Der Paradigmenwechsel im Opel-Vertrieb „vom Volumen- zum Wertverkauf“, wie Peter Müller es nennt, stelle seit Jahresbeginn für die Händler eine große Herausforderung dar. „Wer diese Umstellung in seiner Verkaufsphilosophie umsetzen konnte, konnte seine Ertragssituation verbessern.“ Insgesamt sei aber noch „Luft nach oben“. „Die Händlerrendite muss besser werden", betonte Müller.

Hilfreich für die Vertriebspartner ist in dieser Hinsicht jedenfalls der aktuelle Vorsprung von Opel beziehungsweise PSA in Sachen WLTP-Umstellung – bei fast allen der betroffenen rund 100 Aggregate sei das Prozedere vollzogen.
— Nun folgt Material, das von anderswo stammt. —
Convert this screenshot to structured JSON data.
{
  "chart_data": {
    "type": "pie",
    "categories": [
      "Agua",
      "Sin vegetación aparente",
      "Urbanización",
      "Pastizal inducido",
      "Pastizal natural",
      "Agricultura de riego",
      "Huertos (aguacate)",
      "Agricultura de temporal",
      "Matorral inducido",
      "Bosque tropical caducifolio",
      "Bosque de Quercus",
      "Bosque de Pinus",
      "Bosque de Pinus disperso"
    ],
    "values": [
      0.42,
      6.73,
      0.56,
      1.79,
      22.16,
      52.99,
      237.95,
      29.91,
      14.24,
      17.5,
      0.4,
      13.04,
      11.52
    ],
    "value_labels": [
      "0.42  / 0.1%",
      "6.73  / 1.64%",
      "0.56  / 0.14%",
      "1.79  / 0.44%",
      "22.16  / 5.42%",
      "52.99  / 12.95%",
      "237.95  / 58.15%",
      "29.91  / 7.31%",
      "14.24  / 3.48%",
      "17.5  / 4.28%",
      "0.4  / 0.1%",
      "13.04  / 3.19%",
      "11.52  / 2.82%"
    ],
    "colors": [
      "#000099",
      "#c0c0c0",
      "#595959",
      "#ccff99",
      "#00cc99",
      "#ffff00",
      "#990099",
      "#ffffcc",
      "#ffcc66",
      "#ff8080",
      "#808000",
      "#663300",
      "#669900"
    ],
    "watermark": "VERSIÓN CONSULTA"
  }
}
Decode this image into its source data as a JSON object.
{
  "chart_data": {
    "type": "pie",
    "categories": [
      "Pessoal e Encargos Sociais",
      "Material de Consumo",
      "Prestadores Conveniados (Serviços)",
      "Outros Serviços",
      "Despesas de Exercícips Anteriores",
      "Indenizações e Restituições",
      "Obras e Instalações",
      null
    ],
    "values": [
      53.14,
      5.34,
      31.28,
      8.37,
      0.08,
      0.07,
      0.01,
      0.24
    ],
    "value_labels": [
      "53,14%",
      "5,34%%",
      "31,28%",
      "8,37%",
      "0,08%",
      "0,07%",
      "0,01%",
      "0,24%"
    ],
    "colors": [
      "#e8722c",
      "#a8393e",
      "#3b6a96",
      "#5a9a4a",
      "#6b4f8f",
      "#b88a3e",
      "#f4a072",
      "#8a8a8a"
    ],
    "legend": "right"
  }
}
Lediglich bei einem Nutzfahrzeugmodell sei Bestellbarkeit und Lieferfähigkeit noch nicht zufriedenstellend. „Der Hersteller hat in diesem Bereich gute Arbeit geleistet – das ist derzeit ein großer Wettbewerbsvorteil für Opel“, ist sich der Vorstandssprecher sicher.

Indes haben die Verhandlungen zum neuen Händlervertrag mit den deutschen Händlervertretern noch nicht begonnen. Nach den Gesprächen auf europäischer Ebene müsse der Vertragsentwurf in deutscher Fassung dem VDOH erst noch zugestellt werden. Peter Müller rechnet damit, dass dies bis Monatsende der Fall sein wird. Anfang August werde man sich dann erstmals mit Opel über das neue Vertragswerk im Detail austauschen.